W przypadku średnich mieszkań łączne opłaty przekraczają 3,5 tys. zł, a w przypadku mieszkań dużych – 4 tys. zł. Niespecjalnie pocieszający jest fakt, że jeszcze drożej jest w Warszawie, Wrocławiu i Gdańsku. W stolicy najem mieszkania 30 m kw. kosztuje już – bez opłat licznikowych i administracyjnych - 2 571 zł, we Wrocławiu 2 471 zł, a w Gdańsku 2 400 zł. Najniższe stawki odnotowano w Częstochowie i Sosnowcu (1380), Toruniu (1577) , Bydgoszczy (1677) i Katowicach (1600).
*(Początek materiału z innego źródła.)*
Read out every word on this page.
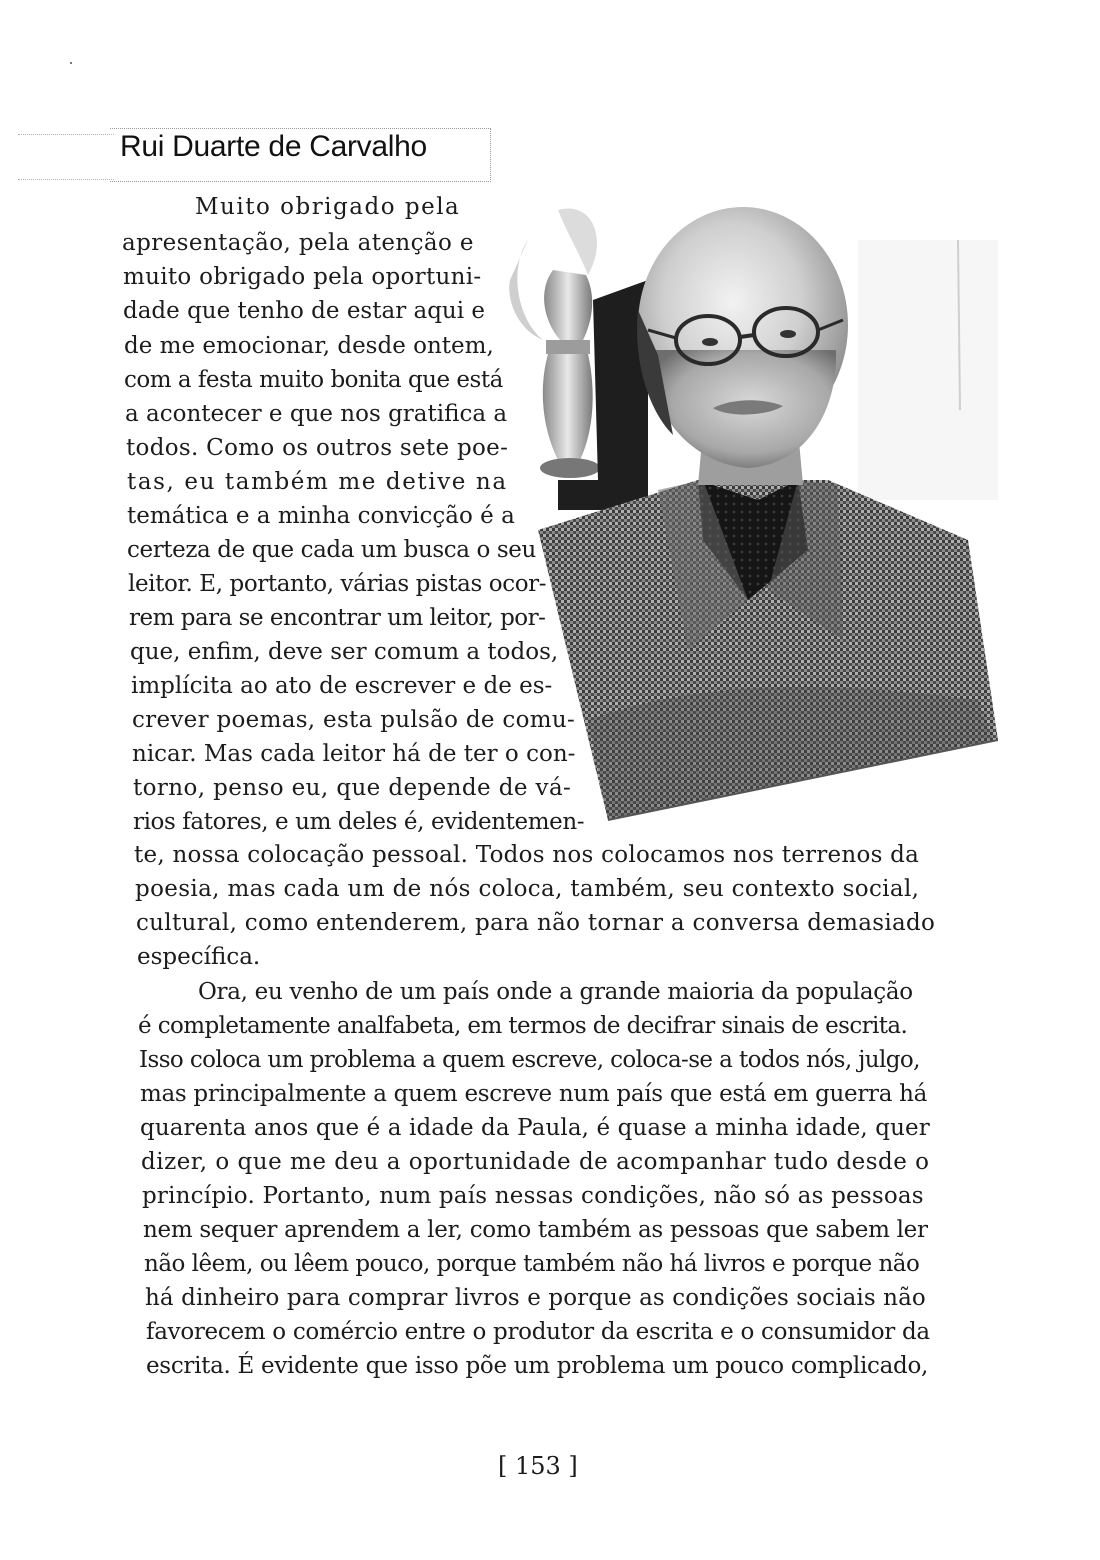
Rui Duarte de Carvalho
Muito obrigado pela
apresentação, pela atenção e
muito obrigado pela oportuni-
dade que tenho de estar aqui e
de me emocionar, desde ontem,
com a festa muito bonita que está
a acontecer e que nos gratifica a
todos. Como os outros sete poe-
tas, eu também me detive na
temática e a minha convicção é a
certeza de que cada um busca o seu
leitor. E, portanto, várias pistas ocor-
rem para se encontrar um leitor, por-
que, enfim, deve ser comum a todos,
implícita ao ato de escrever e de es-
crever poemas, esta pulsão de comu-
nicar. Mas cada leitor há de ter o con-
torno, penso eu, que depende de vá-
rios fatores, e um deles é, evidentemen-
te, nossa colocação pessoal. Todos nos colocamos nos terrenos da
poesia, mas cada um de nós coloca, também, seu contexto social,
cultural, como entenderem, para não tornar a conversa demasiado
específica.
Ora, eu venho de um país onde a grande maioria da população
é completamente analfabeta, em termos de decifrar sinais de escrita.
Isso coloca um problema a quem escreve, coloca-se a todos nós, julgo,
mas principalmente a quem escreve num país que está em guerra há
quarenta anos que é a idade da Paula, é quase a minha idade, quer
dizer, o que me deu a oportunidade de acompanhar tudo desde o
princípio. Portanto, num país nessas condições, não só as pessoas
nem sequer aprendem a ler, como também as pessoas que sabem ler
não lêem, ou lêem pouco, porque também não há livros e porque não
há dinheiro para comprar livros e porque as condições sociais não
favorecem o comércio entre o produtor da escrita e o consumidor da
escrita. É evidente que isso põe um problema um pouco complicado,
[ 153 ]
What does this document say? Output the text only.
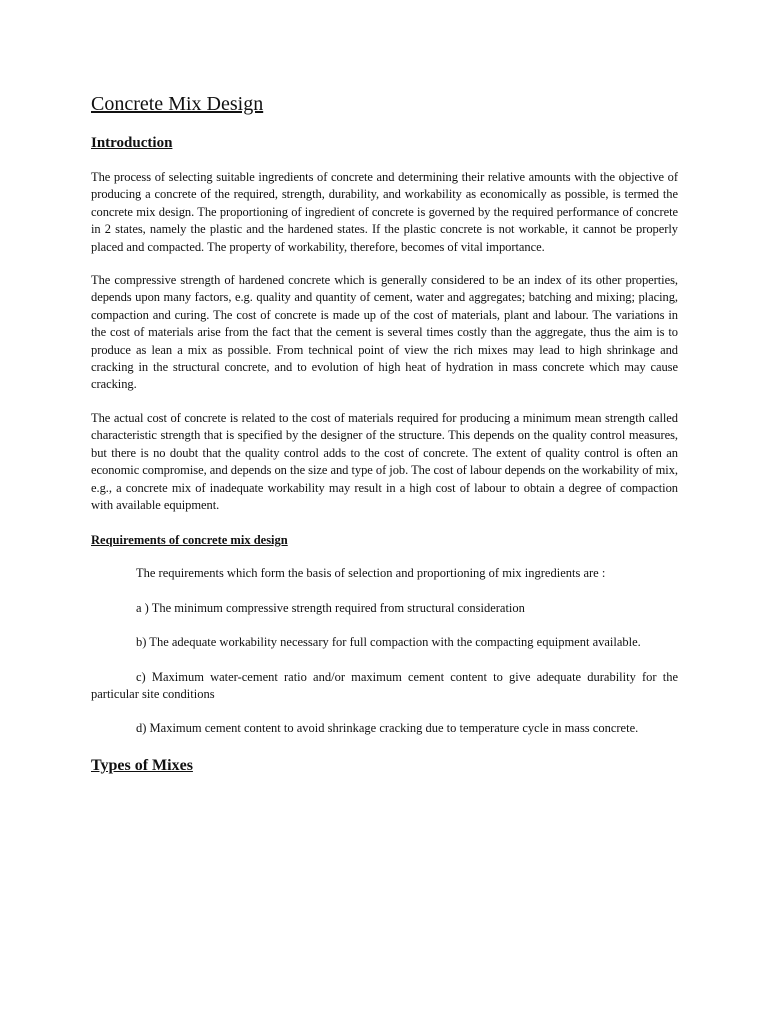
Concrete Mix Design
Introduction

The process of selecting suitable ingredients of concrete and determining their relative amounts with the objective of producing a concrete of the required, strength, durability, and workability as economically as possible, is termed the concrete mix design. The proportioning of ingredient of concrete is governed by the required performance of concrete in 2 states, namely the plastic and the hardened states. If the plastic concrete is not workable, it cannot be properly placed and compacted. The property of workability, therefore, becomes of vital importance.

The compressive strength of hardened concrete which is generally considered to be an index of its other properties, depends upon many factors, e.g. quality and quantity of cement, water and aggregates; batching and mixing; placing, compaction and curing. The cost of concrete is made up of the cost of materials, plant and labour. The variations in the cost of materials arise from the fact that the cement is several times costly than the aggregate, thus the aim is to produce as lean a mix as possible. From technical point of view the rich mixes may lead to high shrinkage and cracking in the structural concrete, and to evolution of high heat of hydration in mass concrete which may cause cracking.

The actual cost of concrete is related to the cost of materials required for producing a minimum mean strength called characteristic strength that is specified by the designer of the structure. This depends on the quality control measures, but there is no doubt that the quality control adds to the cost of concrete. The extent of quality control is often an economic compromise, and depends on the size and type of job. The cost of labour depends on the workability of mix, e.g., a concrete mix of inadequate workability may result in a high cost of labour to obtain a degree of compaction with available equipment.

Requirements of concrete mix design

The requirements which form the basis of selection and proportioning of mix ingredients are :

a ) The minimum compressive strength required from structural consideration

b) The adequate workability necessary for full compaction with the compacting equipment available.

c) Maximum water-cement ratio and/or maximum cement content to give adequate durability for the particular site conditions

d) Maximum cement content to avoid shrinkage cracking due to temperature cycle in mass concrete.

Types of Mixes
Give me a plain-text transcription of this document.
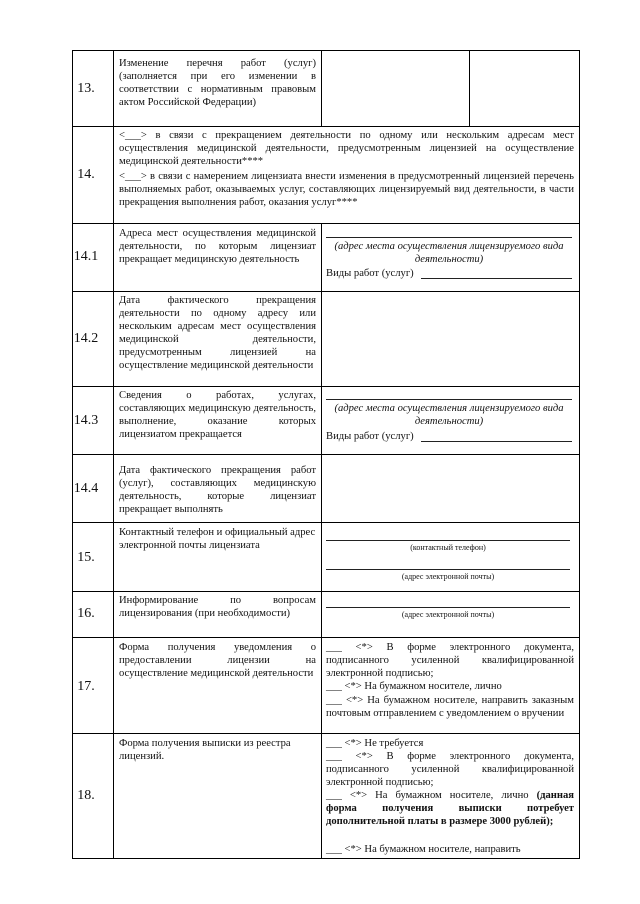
13.
Изменение перечня работ (услуг) (заполняется при его изменении в соответствии с нормативным правовым актом Российской Федерации)
14.
<___> в связи с прекращением деятельности по одному или нескольким адресам мест осуществления медицинской деятельности, предусмотренным лицензией на осуществление медицинской деятельности****
<___> в связи с намерением лицензиата внести изменения в предусмотренный лицензией перечень выполняемых работ, оказываемых услуг, составляющих лицензируемый вид деятельности, в части прекращения выполнения работ, оказания услуг****
14.1
Адреса мест осуществления медицинской деятельности, по которым лицензиат прекращает медицинскую деятельность
(адрес места осуществления лицензируемого вида деятельности)
Виды работ (услуг)
14.2
Дата фактического прекращения деятельности по одному адресу или нескольким адресам мест осуществления медицинской деятельности, предусмотренным лицензией на осуществление медицинской деятельности
14.3
Сведения о работах, услугах, составляющих медицинскую деятельность, выполнение, оказание которых лицензиатом прекращается
(адрес места осуществления лицензируемого вида деятельности)
Виды работ (услуг)
14.4
Дата фактического прекращения работ (услуг), составляющих медицинскую деятельность, которые лицензиат прекращает выполнять
15.
Контактный телефон и официальный адрес электронной почты лицензиата	(контактный телефон)
(адрес электронной почты)
16.
Информирование по вопросам лицензирования (при необходимости)	(адрес электронной почты)
17.
Форма получения уведомления о предоставлении лицензии на осуществление медицинской деятельности
___ <*> В форме электронного документа, подписанного усиленной квалифицированной электронной подписью;
___ <*> На бумажном носителе, лично
___ <*> На бумажном носителе, направить заказным почтовым отправлением с уведомлением о вручении
18.
Форма получения выписки из реестра лицензий.
___ <*> Не требуется
___ <*> В форме электронного документа, подписанного усиленной квалифицированной электронной подписью;
___ <*> На бумажном носителе, лично (данная форма получения выписки потребует дополнительной платы в размере 3000 рублей);
___ <*> На бумажном носителе, направить
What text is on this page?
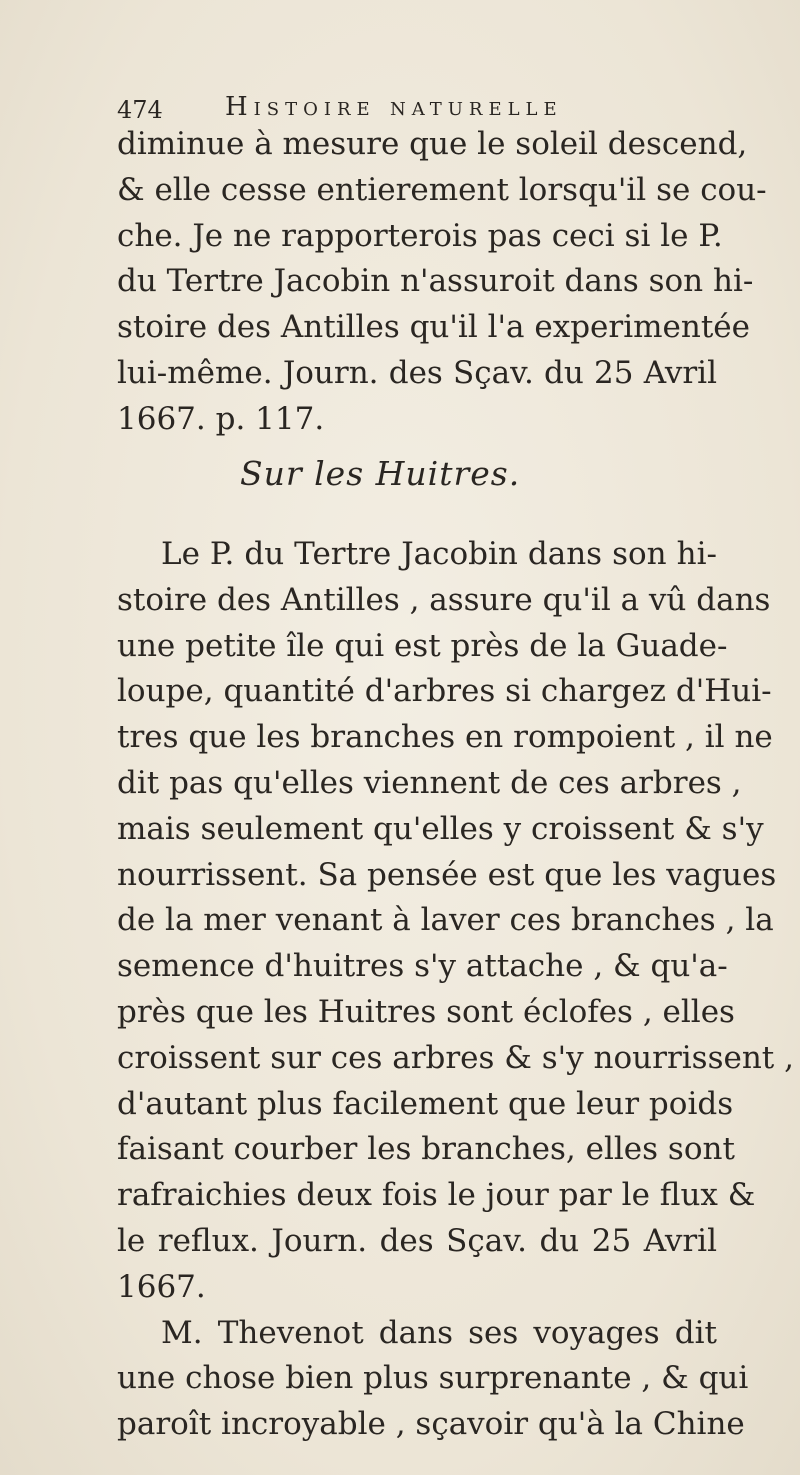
474 Histoire naturelle
diminue à mesure que le soleil descend,
& elle cesse entierement lorsqu'il se cou-
che. Je ne rapporterois pas ceci si le P.
du Tertre Jacobin n'assuroit dans son hi-
stoire des Antilles qu'il l'a experimentée
lui-même. Journ. des Sçav. du 25 Avril
1667. p. 117.
Sur les Huitres.
Le P. du Tertre Jacobin dans son hi-
stoire des Antilles , assure qu'il a vû dans
une petite île qui est près de la Guade-
loupe, quantité d'arbres si chargez d'Hui-
tres que les branches en rompoient , il ne
dit pas qu'elles viennent de ces arbres ,
mais seulement qu'elles y croissent & s'y
nourrissent. Sa pensée est que les vagues
de la mer venant à laver ces branches , la
semence d'huitres s'y attache , & qu'a-
près que les Huitres sont éclofes , elles
croissent sur ces arbres & s'y nourrissent ,
d'autant plus facilement que leur poids
faisant courber les branches, elles sont
rafraichies deux fois le jour par le flux &
le reflux. Journ. des Sçav. du 25 Avril
1667.
M. Thevenot dans ses voyages dit
une chose bien plus surprenante , & qui
paroît incroyable , sçavoir qu'à la Chine
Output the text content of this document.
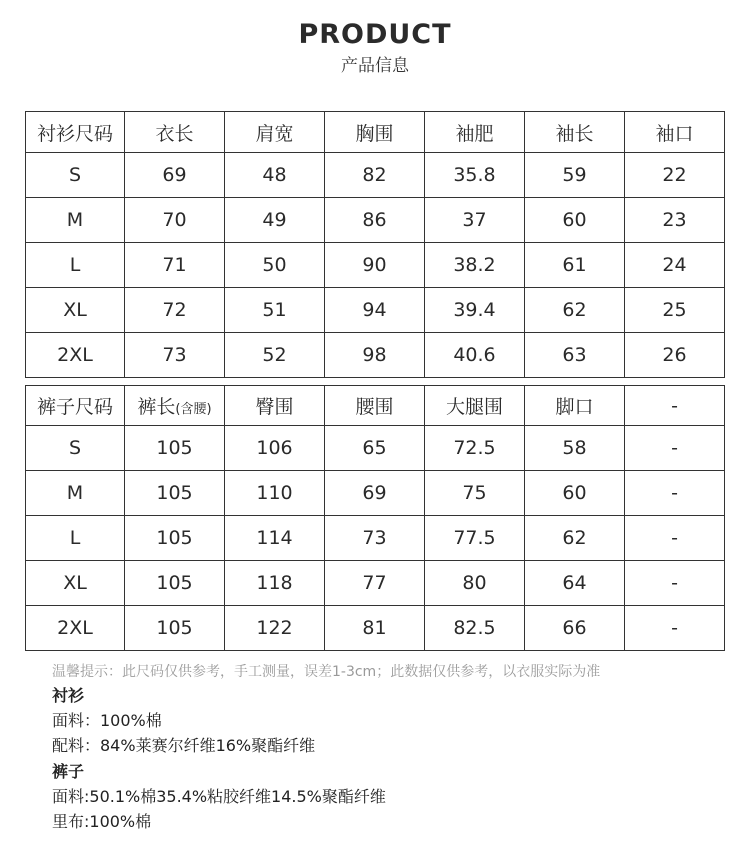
PRODUCT
产品信息
衬衫尺码	衣长	肩宽	胸围	袖肥	袖长	袖口
S	69	48	82	35.8	59	22
M	70	49	86	37	60	23
L	71	50	90	38.2	61	24
XL	72	51	94	39.4	62	25
2XL	73	52	98	40.6	63	26
裤子尺码	裤长(含腰)	臀围	腰围	大腿围	脚口	-
S	105	106	65	72.5	58	-
M	105	110	69	75	60	-
L	105	114	73	77.5	62	-
XL	105	118	77	80	64	-
2XL	105	122	81	82.5	66	-
温馨提示：此尺码仅供参考，手工测量，误差1-3cm；此数据仅供参考，以衣服实际为准
衬衫
面料：100%棉
配料：84%莱赛尔纤维16%聚酯纤维
裤子
面料:50.1%棉35.4%粘胶纤维14.5%聚酯纤维
里布:100%棉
Ponieważ stawki najmu rosną, a ceny samych mieszkań stoją w miejscu lub nawet lekko spadają, coraz bardziej opłaca się inwestować w lokale na wynajem, szczególnie te najmniejsze – i najbardziej rozchwytywane. Dla lokali do 35 m kw.. średnia rentowość w Polsce wynosi 5,9 proc. netto, co odpowiada zyskowności lokaty bankowej z oprocentowaniem 7,29 proc. W niektórych miastach zyskowność wynosi nawet 6,69 proc. netto, co jest odpowiednikiem lokaty na 8,26 proc W Krakowie inwestycja w małe mieszkanie powinna dać właścicielowi 5,5 proc. zysku netto (odpowiednik lokaty bankowej na 6,7 proc.). W przypadku mieszkań średnich jest to dziś 5,1 proc. netto (6,3 proc. na lokacie), a dużych – 4,5 proc. (5,5 proc. na lokacie).